Lichhavis, Thakuris and Mallas have made you eternal
Man Deva inscribed his title on the pillar of Changu,
After great victories over neighbouring states.
Amshu Verma was a warrior,
Who mastered the Lichavi Code.
He gave his daughter in marriage
To Srong Beean Sgam Po,
The ruler of Tibet,
Who also married a Chinese princess.
Jayastathi Malla ruled long and introduced
The system of the caste,
A system based on family occupation,
That became rigid with the tide of time.
Yaksha Malla,
The ruler of Kathmandu Valley,
Divided it into Kathmandu,
Patan and Bhadgaon
For his three sons.

It was Prithvi Narayan Shah of Gorkha,
Who brought you together,
As a melting pot of ethnic diversities.
With Gorkha conquests that cost the motherland
Thousands of ears, noses and Nepali blood
The Ranas usurped the royal throne
And put a prime minister after the other
For 104 years.
104 years of a country in poverty
And medieval existence.

It was King Tribhuvan’s proclamation,
The blood of the Nepalis,
Who fought against the Gorkhas
Under the command of the Ranas,
That ended the Rana autocracy.
His son King Mahendra saw to it
That he held the septre
When Nepal entered the UNO.

The multiparty system
Along with the Congress party
Was banned.

Then came thirty years of Panchayat promises
Of a Hindu rule
With a system based on the five village elders,
Like the proverbial five fingers in one’s hand,
That are not alike,
Yet functioned in harmony.
The Panchayat government was indeed an old system,
Packed and sold
As a new and traditional one.

A system is just as good
As the people who run it.
And Nepal didn’t run.
It revived the age-old chakary,
Feudalism with its countless spies and yes-men,
Middle-men who held out their hands
For bribes, perks and amenities.
Poverty, caste-system with its divisions and conflicts,
Discrimination, injustice, bad governance
Became the nature of the day.

A big chasm appeared
Between the haves-and-have-nots.
The social inequality,
Frustrated expectations of the poor
Led to a search for an alternative pole.

The farmers were ignored,
The forests and land confiscated,
Corruption and inefficiency became
The rule of the day.

Even His Majesty’s servants
Went so far as to say:
Raja ko kam,
Kahiley jahla gham.

The birthplace of Buddha
And the Land of Pashupati,
A land which King Birendra declared
A Zone of Peace,
Through signatures of the world’s leaders
Was at war again.

Bush’s government paid 24 million dollars
For development aid,
Another 14 million dollars
For insurgency relevant spendings
5,000 M-16 rifles from the USA
5,500 maschine guns from Belgium.
Guns that were aimed at Nepali men, women and children,
In the mountains of Nepal.
Alas, under the shade of the Himalayas,
This corner of the world became volatile again.
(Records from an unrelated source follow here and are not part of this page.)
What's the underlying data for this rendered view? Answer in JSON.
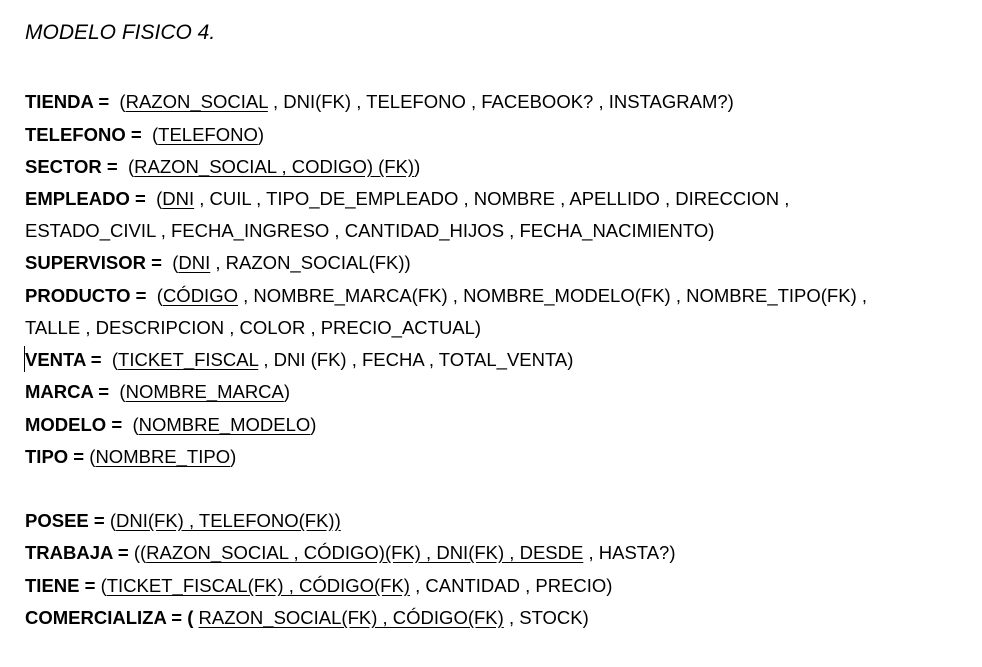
{
  "title": "MODELO FISICO 4.",
  "lines": [
    {
      "label": "TIENDA",
      "sep": " =  ",
      "parts": [
        [
          "(",
          0
        ],
        [
          "RAZON_SOCIAL",
          1
        ],
        [
          " , DNI(FK) , TELEFONO , FACEBOOK? , INSTAGRAM?)",
          0
        ]
      ]
    },
    {
      "label": "TELEFONO",
      "sep": " =  ",
      "parts": [
        [
          "(",
          0
        ],
        [
          "TELEFONO",
          1
        ],
        [
          ")",
          0
        ]
      ]
    },
    {
      "label": "SECTOR",
      "sep": " =  ",
      "parts": [
        [
          "(",
          0
        ],
        [
          "RAZON_SOCIAL , CODIGO) (FK)",
          1
        ],
        [
          ")",
          0
        ]
      ]
    },
    {
      "label": "EMPLEADO",
      "sep": " =  ",
      "parts": [
        [
          "(",
          0
        ],
        [
          "DNI",
          1
        ],
        [
          " , CUIL , TIPO_DE_EMPLEADO , NOMBRE , APELLIDO , DIRECCION ,",
          0
        ]
      ]
    },
    {
      "label": "",
      "sep": "",
      "parts": [
        [
          "ESTADO_CIVIL , FECHA_INGRESO , CANTIDAD_HIJOS , FECHA_NACIMIENTO)",
          0
        ]
      ]
    },
    {
      "label": "SUPERVISOR",
      "sep": " =  ",
      "parts": [
        [
          "(",
          0
        ],
        [
          "DNI",
          1
        ],
        [
          " , RAZON_SOCIAL(FK))",
          0
        ]
      ]
    },
    {
      "label": "PRODUCTO",
      "sep": " =  ",
      "parts": [
        [
          "(",
          0
        ],
        [
          "CÓDIGO",
          1
        ],
        [
          " , NOMBRE_MARCA(FK) , NOMBRE_MODELO(FK) , NOMBRE_TIPO(FK) ,",
          0
        ]
      ]
    },
    {
      "label": "",
      "sep": "",
      "parts": [
        [
          "TALLE , DESCRIPCION , COLOR , PRECIO_ACTUAL)",
          0
        ]
      ]
    },
    {
      "label": "VENTA",
      "sep": " =  ",
      "parts": [
        [
          "(",
          0
        ],
        [
          "TICKET_FISCAL",
          1
        ],
        [
          " , DNI (FK) , FECHA , TOTAL_VENTA)",
          0
        ]
      ]
    },
    {
      "label": "MARCA",
      "sep": " =  ",
      "parts": [
        [
          "(",
          0
        ],
        [
          "NOMBRE_MARCA",
          1
        ],
        [
          ")",
          0
        ]
      ]
    },
    {
      "label": "MODELO",
      "sep": " =  ",
      "parts": [
        [
          "(",
          0
        ],
        [
          "NOMBRE_MODELO",
          1
        ],
        [
          ")",
          0
        ]
      ]
    },
    {
      "label": "TIPO",
      "sep": " = ",
      "parts": [
        [
          "(",
          0
        ],
        [
          "NOMBRE_TIPO",
          1
        ],
        [
          ")",
          0
        ]
      ]
    },
    {
      "label": "POSEE",
      "sep": " = ",
      "parts": [
        [
          "(",
          0
        ],
        [
          "DNI(FK) , TELEFONO(FK))",
          1
        ]
      ]
    },
    {
      "label": "TRABAJA",
      "sep": " = ",
      "parts": [
        [
          "((",
          0
        ],
        [
          "RAZON_SOCIAL , CÓDIGO)(FK) , DNI(FK) , DESDE",
          1
        ],
        [
          " , HASTA?)",
          0
        ]
      ]
    },
    {
      "label": "TIENE",
      "sep": " = ",
      "parts": [
        [
          "(",
          0
        ],
        [
          "TICKET_FISCAL(FK) , CÓDIGO(FK)",
          1
        ],
        [
          " , CANTIDAD , PRECIO)",
          0
        ]
      ]
    },
    {
      "label": "COMERCIALIZA",
      "sep": " = ( ",
      "parts": [
        [
          "RAZON_SOCIAL(FK) , CÓDIGO(FK)",
          1
        ],
        [
          " , STOCK)",
          0
        ]
      ]
    }
  ]
}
The educated people changes sides,
From Mandalay to Congress
From Congress to the Maobadis.
The students from Dolpo and Silgadi,
Made unforgettable by Peter Mathiessen
In his quest for his inner self
And his friend George Schaller’s search
For the snow leopard,
Wrote Marxist verses,
Acquired volumes
From the embassies in Kathmandu:
Kim Il Sung’s writings,
Mao’s red booklet,
Marx’s Das Kapital,
Lenin’s works,
And defended socialist ideas
At His Majesty’s Central Hostel
At Tahachal.

I saw their earnest faces,
With guns in their arms
Instead of books,
Boistrous and ready to fight
To the end
For a cause they cherished
In their frustrated and fiery hearts.

But aren’t these sons of Nepal misguided and blinded
By the seemingly victories of socialism?
Even Gorbachov pleaded for Peristroika,
And Putin admires Germany,
Its culture and commerce.
Look at the old Soviet Union,
Other East Bloc nations.
They have all swapped sides,
Are EU and NATO members.
Globalisation has changed the world fast,
But in Nepal time stands still
The blind beggar at the New Road gate sings:
Lata ko desh ma, gaddha tantheri.

In a land where the tongue-tied live,

The deaf desire to rule.
Oh my Nepal, quo vadis?
The only way to peace and harmony is
By laying aside the arms.
Can Nepal afford to be the bastion
Of a movement and a government
That rides rough-shod
Over the lives and rights of fellow Nepalis?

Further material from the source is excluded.